Дворецкий задумался, потом вышел и стал перекрикиваться с кем-то наверху. Вернулся он несколько обескураженный.
— Мне сказали, что Бахтияра нет. Около часа назад он покинул дом. Тоже по государственным делам. Проверьте, может быть, он у вас в министерстве?
— Не верю! — свирепо крикнул наш «старший». — Бахтияр дома, и если он так глупо себя ведёт, я могу арестовать его. Вот фирман!
При виде фирмана, кожаной, с золотым и серебряным тиснением пластинки, дворецкий побледнел и громко позвал кого-то для выяснения.
Когда «кто-то» зашёл в комнату, я сразу понял, с кем мы имеем дело. Это не мог быть никто другой, как местный «шеф безопасности». Почти двухметровый, бородатый аж до самых глаз, расслабленный и напружиненный одновременно. (Как одновременно? А черт его знает! Но именно такой.) На бёдрах у него болталось по пистолету, а на поясе — кинжал в тридцать сантиметров длиной.
Наш «начальник» не снижая оборотов налетел на «шефа безопасности». Разговор шёл очень быстро, я ухватывал лишь главное.
— У нас есть фирман, мы даже можем применить силу. До каких пор род Мустафаевых будет считать себя самым главным в государстве?
— Бахтияр выполняет особое задание тайной службы и не подчиняется никому, кроме их визиря.
— Тайная служба и военное министерство должны работать вместе, а не враждовать.
И т.д. и т.п.
В конце «наш» сказал, что он удивлён нежеланием Бахтияра встретиться. Ведь никто не собирался его арестовывать, речь шла об обычной работе. Но если Мустафаевым нужен конфликт… Можно вызвать отделение солдат…
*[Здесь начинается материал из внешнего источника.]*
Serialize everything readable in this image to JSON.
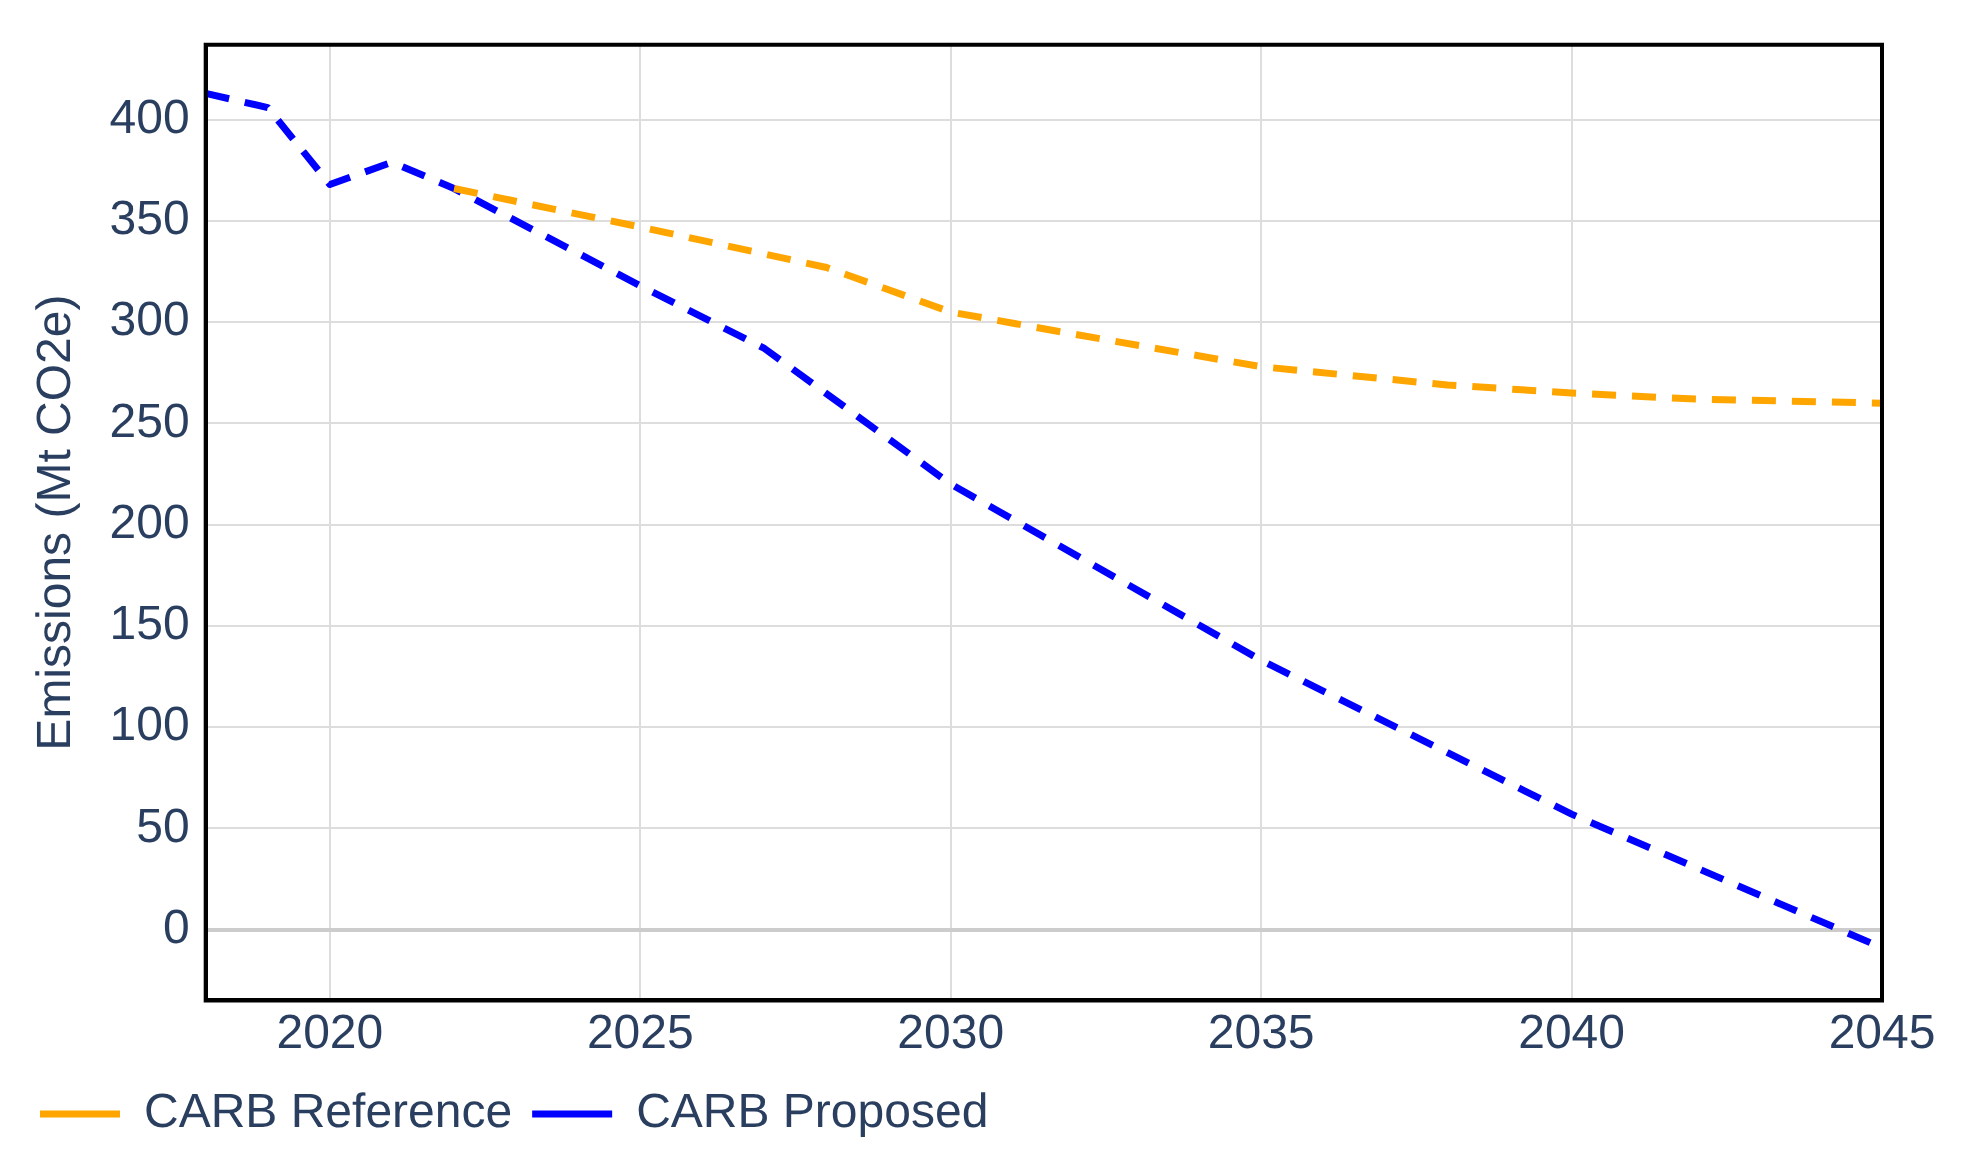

«Шеф» ухмыльнулся. Отделения будет мало. Да и Мустафаевы тоже могут кое-кого вызвать. Если братья Бахтияра приведут своих людей… Они ведь тоже служат в армии. Но лично он, «шеф», клянётся своей бородой, что Бахтияр ушёл час назад.
— Мы знаем, что он не выходил из дома, — нахально соврал «наш».
— Да, — согласился «шеф». — Но у тайной службы есть свои методы.
«Ушёл в другой вариант, — подумал я, — по закону подлости. Не вчера и не позавчера, а за час до моего прихода!» Мои спутники оглянулись на меня. Все это выглядело так, словно именно я был настоящим командиром. Но я не мог ничего сказать! Хотя, и говорить особенно нечего.